All screenplays on the simplyscripts.com and simplyscripts.net domain are copyrighted to their respective authors. All rights reserved. This screenplaymay not be used or reproduced for any purpose including educational purposes without the expressed written permission of the author.
Untitled by Sean Halket - Short, Dramedy - A ship's captain returns from a six year voyage to his wife and son and struggles greatly to reconnect with them. 6 pages - pdf, format
I'd club the rat too as far as the story goes, it needs a resolution. They should at least leave him or something. I dunno. Writing is good... Didn't like the ending.
A rat got into my kitchen once and somehow got inside the stove. So, I closed all the doors to the kitchen, so it was just me, my boxer dog Rocky and the rat in the oven.
Next thing I did was turn on the oven and wait. I was also telling my dog to prepare. The rat had no choice but to make a run for it, but with nowhere to go my dog had him and tore him to shreds. I'd never seen anything like it before. The look on my dog's face, I'll never forget. He looked like a vampire, blood all over his face and this feral snarl I'd never seen before. He had bloodlust in his eyes. I had to shout really loud, several times, to get him to remember where he was and back away from the dead rat that he was intent on tearing to shreds. It freaked me out a little. Plus I had to clean up the mess.
Lying next to him reading a book is his wife LILITH, a
beautiful woman in her mid 30’s, carrying with her a
comforting sense maternity, even as she simply lies there.
The latter part is a little confusing... a comforting sense maternity?
Code
In the aftermath of his drunken escapade he loves his rat as
it scuttles around on his lap...
I didn't think it was going to be that type of story.
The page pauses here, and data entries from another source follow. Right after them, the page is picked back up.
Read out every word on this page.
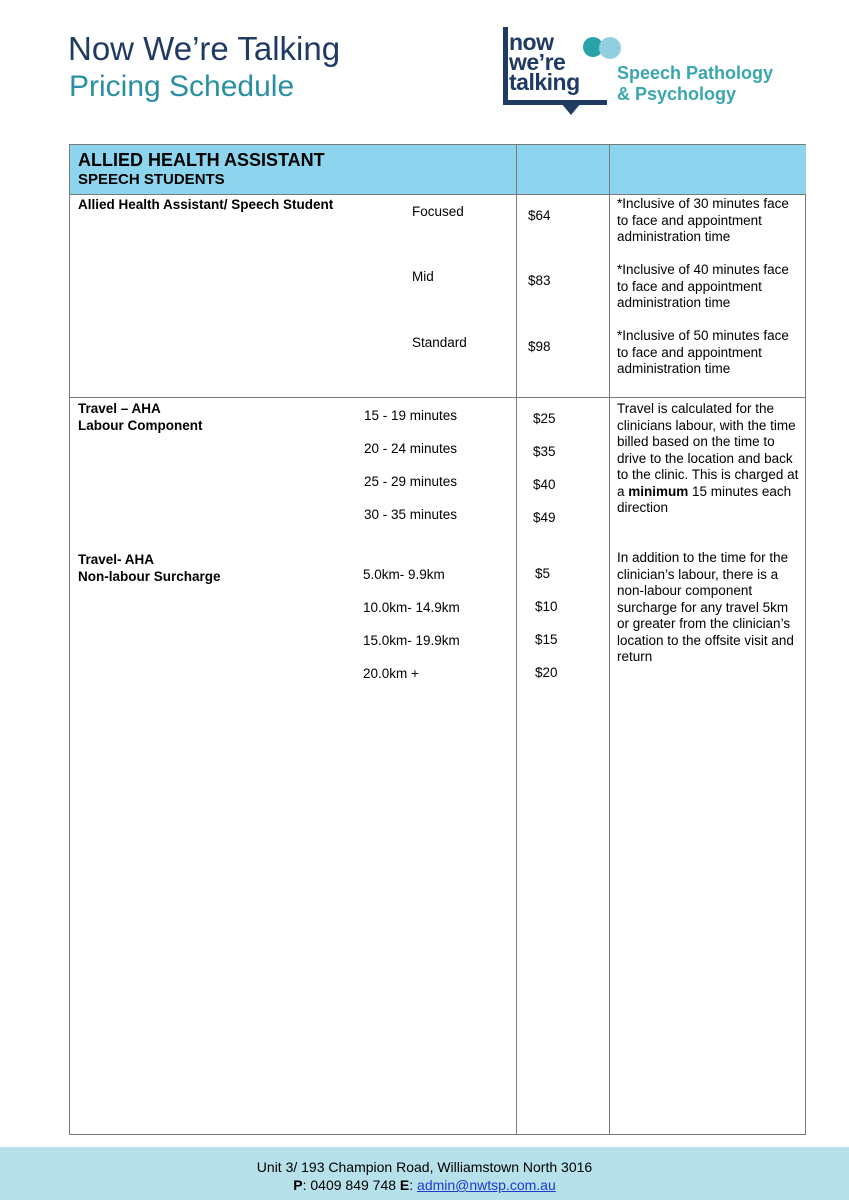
Now We’re Talking
Pricing Schedule
now
we’re
talking Speech Pathology
& Psychology
ALLIED HEALTH ASSISTANT
SPEECH STUDENTS
Allied Health Assistant/ Speech Student	Focused	$64
*Inclusive of 30 minutes face to face and appointment administration time
Mid	$83
*Inclusive of 40 minutes face to face and appointment administration time
Standard	$98
*Inclusive of 50 minutes face to face and appointment administration time
Travel – AHA
Labour Component
15 - 19 minutes	$25
20 - 24 minutes	$35
25 - 29 minutes	$40
30 - 35 minutes	$49
Travel is calculated for the clinicians labour, with the time billed based on the time to drive to the location and back to the clinic. This is charged at a minimum 15 minutes each direction
Travel- AHA
Non-labour Surcharge	5.0km- 9.9km	$5
10.0km- 14.9km	$10
15.0km- 19.9km	$15
20.0km +	$20
In addition to the time for the clinician’s labour, there is a non-labour component surcharge for any travel 5km or greater from the clinician’s location to the offsite visit and return
Unit 3/ 193 Champion Road, Williamstown North 3016
P: 0409 849 748 E: admin@nwtsp.com.au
Is it even possible?
Code
Earnest and Lilith return home
and see the state of their home.
Upset is smeared across Lilith’s fragile face.
I'm not surprised. Disgust should be in there too.
Code
Ben, in the midst of making his escape, stops in the living
room’s doorway and turns around, Steven resting on his
shoulder.
What do you mean by, Steven resting on his shoulder? It reads very awkwardly at the moment.
Code
Earnest escapes the madness as fast as he can by grabbing
his whisky and heading for the bathroom.
It's a bit of a strange place to take a bottle of whisky.
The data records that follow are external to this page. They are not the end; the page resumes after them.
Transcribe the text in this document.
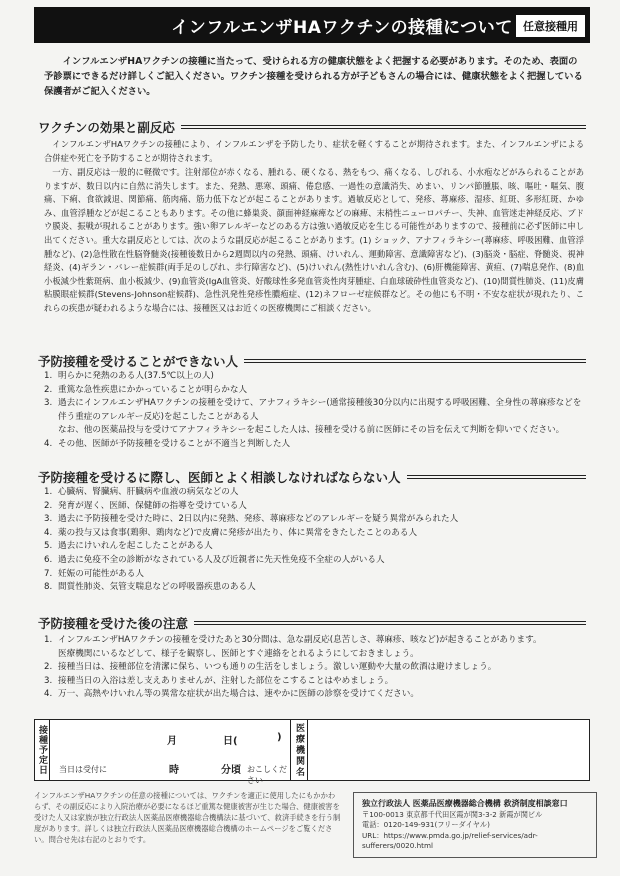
インフルエンザHAワクチンの接種について 任意接種用
インフルエンザHAワクチンの接種に当たって、受けられる方の健康状態をよく把握する必要があります。そのため、表面の予診票にできるだけ詳しくご記入ください。ワクチン接種を受けられる方が子どもさんの場合には、健康状態をよく把握している保護者がご記入ください。
ワクチンの効果と副反応
インフルエンザHAワクチンの接種により、インフルエンザを予防したり、症状を軽くすることが期待されます。また、インフルエンザによる合併症や死亡を予防することが期待されます。
一方、副反応は一般的に軽微です。注射部位が赤くなる、腫れる、硬くなる、熱をもつ、痛くなる、しびれる、小水疱などがみられることがありますが、数日以内に自然に消失します。また、発熱、悪寒、頭痛、倦怠感、一過性の意識消失、めまい、リンパ節腫脹、咳、嘔吐・嘔気、腹痛、下痢、食欲減退、関節痛、筋肉痛、筋力低下などが起こることがあります。過敏反応として、発疹、蕁麻疹、湿疹、紅斑、多形紅斑、かゆみ、血管浮腫などが起こることもあります。その他に蜂巣炎、顔面神経麻痺などの麻痺、末梢性ニューロパチー、失神、血管迷走神経反応、ブドウ膜炎、振戦が現れることがあります。強い卵アレルギーなどのある方は強い過敏反応を生じる可能性がありますので、接種前に必ず医師に申し出てください。重大な副反応としては、次のような副反応が起こることがあります。(1) ショック、アナフィラキシー(蕁麻疹、呼吸困難、血管浮腫など)、(2)急性散在性脳脊髄炎(接種後数日から2週間以内の発熱、頭痛、けいれん、運動障害、意識障害など)、(3)脳炎・脳症、脊髄炎、視神経炎、(4)ギラン・バレー症候群(両手足のしびれ、歩行障害など)、(5)けいれん(熱性けいれん含む)、(6)肝機能障害、黄疸、(7)喘息発作、(8)血小板減少性紫斑病、血小板減少、(9)血管炎(IgA血管炎、好酸球性多発血管炎性肉芽腫症、白血球破砕性血管炎など)、(10)間質性肺炎、(11)皮膚粘膜眼症候群(Stevens-Johnson症候群)、急性汎発性発疹性膿疱症、(12)ネフローゼ症候群など。その他にも不明・不安な症状が現れたり、これらの疾患が疑われるような場合には、接種医又はお近くの医療機関にご相談ください。
予防接種を受けることができない人
1. 明らかに発熱のある人(37.5℃以上の人)
2. 重篤な急性疾患にかかっていることが明らかな人
3. 過去にインフルエンザHAワクチンの接種を受けて、アナフィラキシー(通常接種後30分以内に出現する呼吸困難、全身性の蕁麻疹などを伴う重症のアレルギー反応)を起こしたことがある人
なお、他の医薬品投与を受けてアナフィラキシーを起こした人は、接種を受ける前に医師にその旨を伝えて判断を仰いでください。
4. その他、医師が予防接種を受けることが不適当と判断した人
予防接種を受けるに際し、医師とよく相談しなければならない人
1. 心臓病、腎臓病、肝臓病や血液の病気などの人
2. 発育が遅く、医師、保健師の指導を受けている人
3. 過去に予防接種を受けた時に、2日以内に発熱、発疹、蕁麻疹などのアレルギーを疑う異常がみられた人
4. 薬の投与又は食事(鶏卵、鶏肉など)で皮膚に発疹が出たり、体に異常をきたしたことのある人
5. 過去にけいれんを起こしたことがある人
6. 過去に免疫不全の診断がなされている人及び近親者に先天性免疫不全症の人がいる人
7. 妊娠の可能性がある人
8. 間質性肺炎、気管支喘息などの呼吸器疾患のある人
予防接種を受けた後の注意
1. インフルエンザHAワクチンの接種を受けたあと30分間は、急な副反応(息苦しさ、蕁麻疹、咳など)が起きることがあります。
医療機関にいるなどして、様子を観察し、医師とすぐ連絡をとれるようにしておきましょう。
2. 接種当日は、接種部位を清潔に保ち、いつも通りの生活をしましょう。激しい運動や大量の飲酒は避けましょう。
3. 接種当日の入浴は差し支えありませんが、注射した部位をこすることはやめましょう。
4. 万一、高熱やけいれん等の異常な症状が出た場合は、速やかに医師の診察を受けてください。
接種予定日	月	日(	)
当日は受付に	時	分頃 おこしください
医療機関名
インフルエンザHAワクチンの任意の接種については、ワクチンを適正に使用したにもかかわらず、その副反応により入院治療が必要になるほど重篤な健康被害が生じた場合、健康被害を受けた人又は家族が独立行政法人医薬品医療機器総合機構法に基づいて、救済手続きを行う制度があります。詳しくは独立行政法人医薬品医療機器総合機構のホームページをご覧ください。問合せ先は右記のとおりです。
独立行政法人 医薬品医療機器総合機構 救済制度相談窓口
〒100-0013 東京都千代田区霞が関3-3-2 新霞が関ビル
電話：0120-149-931(フリーダイヤル)
URL：https://www.pmda.go.jp/relief-services/adr-sufferers/0020.html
I'm not really feeling this story. I don't like rats so I agree that the rat was better off dead. Not sure what all the crying is about. Kid has a party, gets dirty with a rat, parents catch him, kill the rat, everyone ends up crying.
i don't know if someone mention this but when you introduce a character the first time i should be in all caps....
"He turns away from her and into the foreground of the shot in close-up. Lilith gets off the bed to leave. In the background of the shot we see her stub her toe on the door frame and fall over. For a beat there is silence, then"
you should avoid using camera directions.... you use alot
also...
you put "In the kitchen, Earnest walks down to the end of the room, grabs a rolling pin then comes back to the counter as Lilith and Ben watch."
but you all ready have a scene establishing that they are allready in the kitchen. int. kitchen - day
try to avoid that. we the reader all ready know he's in the kitchen so it's better writing when you leave "in the kitchen" out..
man...i know it's a short but the ending confused me. why did he go to the bathroom drink and cry? i don't know.